The hypnotic angles of Gaudier’s forms fascinate his viewers, who invariably spend their time with his work tracing the winding limbs of his dramatically hewn bodies. His smooth patinas and sumptuous arrangements clearly emulate Epstein’s oeuvre without sacrificing his own unique perspective. In 1914, he signed the Vorticist manifesto along with Pound and Wyndham Lewis. Thereafter, the look of his art began to change. His sculptures became increasingly sharp, rigid, geometric and abstract, as he strove to symbolise the advent of the machine age. This evolution of his aptitude came to an abrupt end when war was declared. He enlisted with the French army and reportedly showed great gallantry, repeatedly putting himself in harm’s way. In the trenches, he declaimed Pound’s translations of Chinese poetry to his fellow troops, inspiring them before a bout of fighting. The war couldn’t entirely keep him from indulging his gifts. He is said to have casually carved a beautiful figure from the butt of a rifle, amazing his men with the frivolity of his genius. Following two promotions for courage, he fell at Neuville St. Vaast on 5 June 1915, aged only 23.
Much of Gaudier-Brzeska’s life remains a mystery. In 1972, Ken Russell attempted a cinematic portrait of his life titled Savage Messiah (1972). The film is hard to find, but even if you fork out £30 for a DVD or discover a functioning streaming link, the film does little to illuminate the enigmatic sculptor’s creative praxis. Russell emphasises the tumultuous vicissitudes of his talent but the omission of several seminal friendships and Henri’s ultimate aim, besides becoming world famous, leaves much to be desired. But what is clear is that Henri’s prodigious abilities amplified the explosive ideas of modernism, adding an extra dimension to Western culture’s transition into the twentieth century.

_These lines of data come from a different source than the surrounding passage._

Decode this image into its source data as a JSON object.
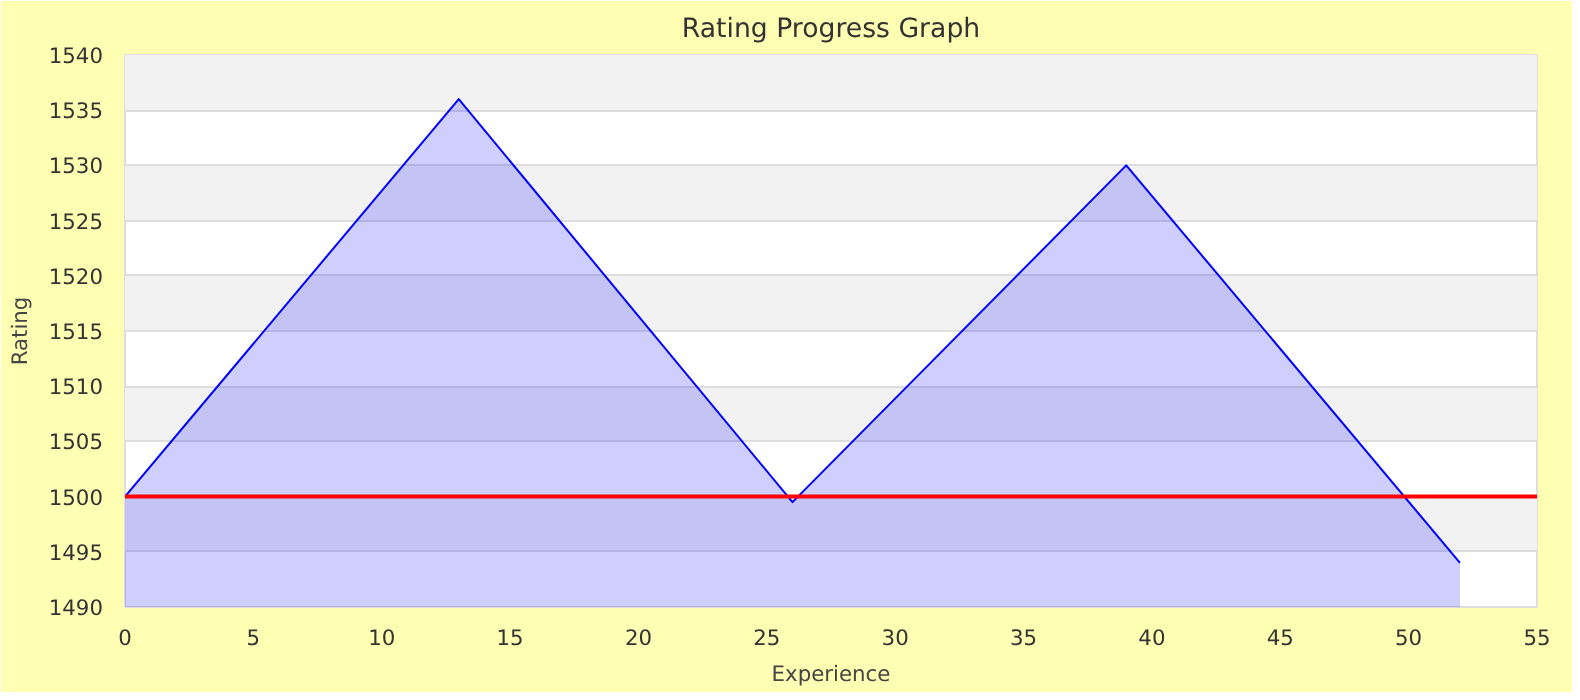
{
  "chart_data": {
    "type": "area",
    "title": "Rating Progress Graph",
    "xlabel": "Experience",
    "ylabel": "Rating",
    "x": [
      0,
      13,
      26,
      39,
      52
    ],
    "series": [
      {
        "color": "#0000ff",
        "values": [
          1500,
          1536,
          1499.5,
          1530,
          1494
        ]
      }
    ],
    "xlim": [
      0,
      55
    ],
    "xticks": [
      0,
      5,
      10,
      15,
      20,
      25,
      30,
      35,
      40,
      45,
      50,
      55
    ],
    "ylim": [
      1490,
      1540
    ],
    "yticks": [
      1490,
      1495,
      1500,
      1505,
      1510,
      1515,
      1520,
      1525,
      1530,
      1535,
      1540
    ],
    "ref_lines": [
      {
        "axis": "y",
        "value": 1500,
        "color": "#ff0000"
      }
    ],
    "grid": "y"
  }
}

Having worked for less than four years, it is remarkable to think that Gaudier produced more than a hundred original sculptures and approximately two thousand drawings. The aesthetic influence he exerted extended beyond the boundaries of his chosen medium, altering the way masters of other forms conceptualised their inventive endeavours. His place in the history of art is still indefinite. If the opportunity presents itself in a post-lockdown world, walk around one of his sculptures. Several are housed in the Tate Britain. You need not like sculpture as a form to appreciate the enticing qualities Gaudier invested in his figures. Dying at such a young age, the possibilities for his talent were immense. Many people believe that an artist’s greatest work arrives when they are young. It seems however, that Gaudier’s intense commitment to his craft would have ensured many fruitful years of productive labour, had fate not intervened so tragically.